Growth and technology stocks had seen somewhat of a rebound last week as the US 10-year yield on US Treasuries fell to 1.66% from a 14-month high of 1.776%.

However, Thomas Mathews, a market economist at Capital Economics, doubted the bond’s rise would last.

“Given the pace of the economic recovery and the Fed’s apparent reluctance to stand in the way of higher yields, we think long-term interest rates will rise again soon,” he said.

Over the weekend, Federal Reserve chairman Jerome Powell said the economy was on the verge of growing much faster, although the coronavirus remained a threat.

This week’s data is expected to show US inflation rising in March, while retail sales are on the rise, perhaps even at double-digit gains. Treasury will also test demand this week with offers of $ 100 billion in debt.

“Rapid economic growth, supported by reopening and accommodative fiscal policies, could bring disproportionate benefits to those sectors of the stock market that are more sensitive to the health of the economy,” said Capital’s Mathews.

“And the composition of that growth is probably more skewed towards those sectors than during a typical economic expansion.”

It is probably also visible in the profit.
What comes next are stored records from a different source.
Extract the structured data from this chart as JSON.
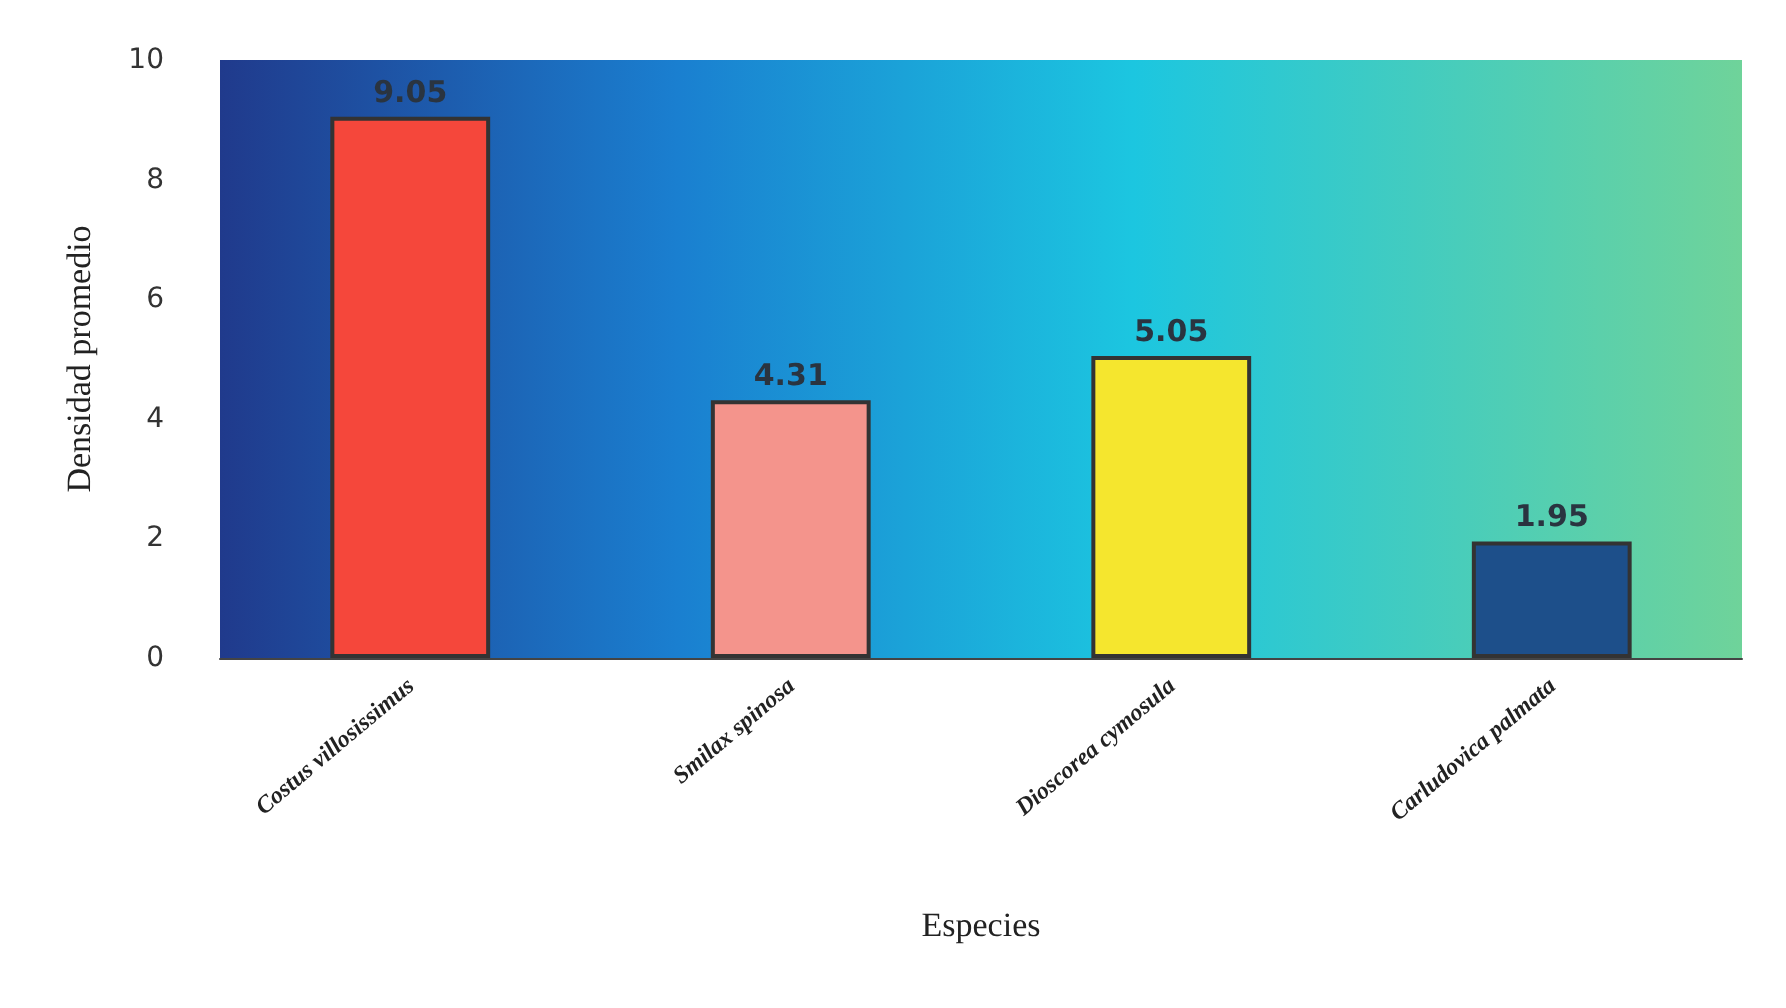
{
  "chart_data": {
    "type": "bar",
    "xlabel": "Especies",
    "ylabel": "Densidad promedio",
    "categories": [
      "Costus villosissimus",
      "Smilax spinosa",
      "Dioscorea cymosula",
      "Carludovica palmata"
    ],
    "values": [
      9.05,
      4.31,
      5.05,
      1.95
    ],
    "colors": [
      "#f5473b",
      "#f4948c",
      "#f5e62e",
      "#1d4f8a"
    ],
    "ylim": [
      0,
      10
    ],
    "yticks": [
      0,
      2,
      4,
      6,
      8,
      10
    ],
    "grid": false,
    "data_labels": true
  }
}
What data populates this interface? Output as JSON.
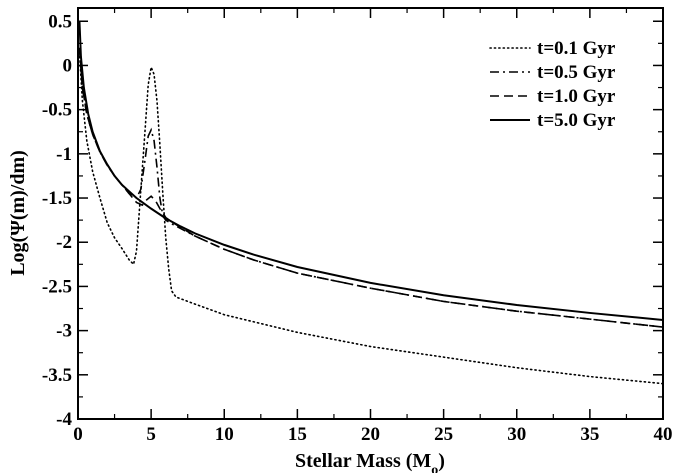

Banks kick off their first-quarter earnings season this week, while Goldman Sachs, JPMorgan and Wells Fargo will report on Wednesday.

Analysts expect earnings for S&P 500 companies to show a 25% jump from a year earlier, according to data from Refinitiv IBES. That would be the strongest performance in the quarter since 2018.

The drop in revenues was enough to see the dollar come off boiling last week. It last traded at 92,265 against a basket of currencies, after peaking at 93,439.

It was flat on the yen at 109.60, below its March high of 110.96. The euro was at $ 1.1889 and above its recent low of $ 1.1702.

Gold prices remained at $ 1,737 an ounce after failing to hit $ 1,758 last week. [GOL/]

Oil prices fell about 2% last week as production increased and renewed COVID-19 lockdowns in some countries offset optimism about a recovery in fuel demand. [O/R]

Brent was up 3 cents on Monday at $ 62.98 a barrel, while US crude oil was flat at $ 59.32.